Hispanic shoppers usually do not shop alone and, in fact, view grocery trips as a family affair. Weekends are clearly preferred for shopping, with 58 percent shopping on either Saturday or Sunday.
Acculturated Hispanic shoppers incorporate more “American” values into their shopping behavior and tend to shop at channels that offer convenience and efficiency.

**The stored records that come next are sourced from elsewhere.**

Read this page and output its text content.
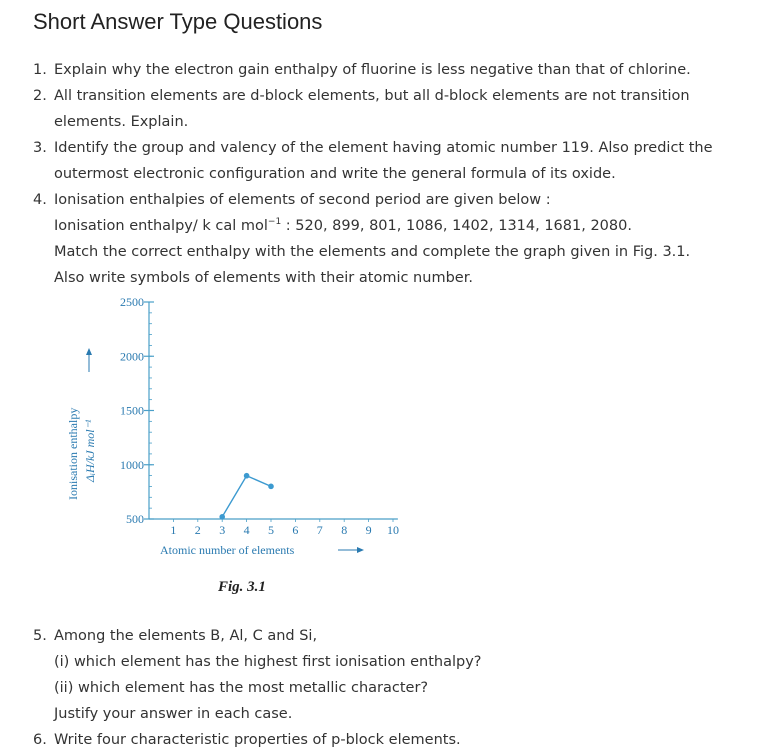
Short Answer Type Questions
1. Explain why the electron gain enthalpy of fluorine is less negative than that of chlorine.
2. All transition elements are d-block elements, but all d-block elements are not transition
elements. Explain.
3. Identify the group and valency of the element having atomic number 119. Also predict the
outermost electronic configuration and write the general formula of its oxide.
4. Ionisation enthalpies of elements of second period are given below :
Ionisation enthalpy/ k cal mol$^{-1}$ : 520, 899, 801, 1086, 1402, 1314, 1681, 2080.
Match the correct enthalpy with the elements and complete the graph given in Fig. 3.1.
Also write symbols of elements with their atomic number.
500
1000
1500
2000
2500
1 2 3 4 5 6 7 8 9 10
Atomic number of elements
Ionisation enthalpy ΔᵢH/kJ mol⁻¹
Fig. 3.1
5. Among the elements B, Al, C and Si,
(i) which element has the highest first ionisation enthalpy?
(ii) which element has the most metallic character?
Justify your answer in each case.
6. Write four characteristic properties of p-block elements.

Less acculturated Hispanic shoppers prefer outlets where Hispanic foods and products are more accessible to them. They shop at ethnic stores five times more than acculturated Hispanics.
Hispanics with higher income levels ($50,000 or more per year) are more likely to shop at warehouse club stores compared with those with lower income (less than $25,000 per year).
Conversely, those with lower income tend to shop more often at bodegas and carnicerías, 60percent versus 41 percent, respectively.
Similarly, acculturation has an impact on the type of store shopped. Significantly more acculturated Hispanics visit drug stores, limited assortment stores and convenience stores compared with less acculturated Hispanics. In contrast, less acculturated Hispanics prefer to shop more frequently at bodegas, carnicerías and panaderías.
View of the Supermarket
The study finds that Hispanic shoppers are especially interested in supermarkets that respond to their needs by offering:
Another important factor when catering to Hispanic grocery shoppers is community involvement. Over 90 percent of unacculturated Hispanics and almost three quarters acculturated consider this important.
Focusing largely on the above concepts, the report concludes with specific recommendations and strategies to retailers seeking to capture the Hispanic dollar.
Data Tabulation Results of the study are based on 1,650 telephone interviews with Hispanic grocery shoppers in the top 10 Hispanic markets in the United States. Respondents were Hispanics who identified themselves as the primary grocery shopping decision makers of their households. Shoppers were at least 18 years of age and had not participated in a similar research study in the past six months.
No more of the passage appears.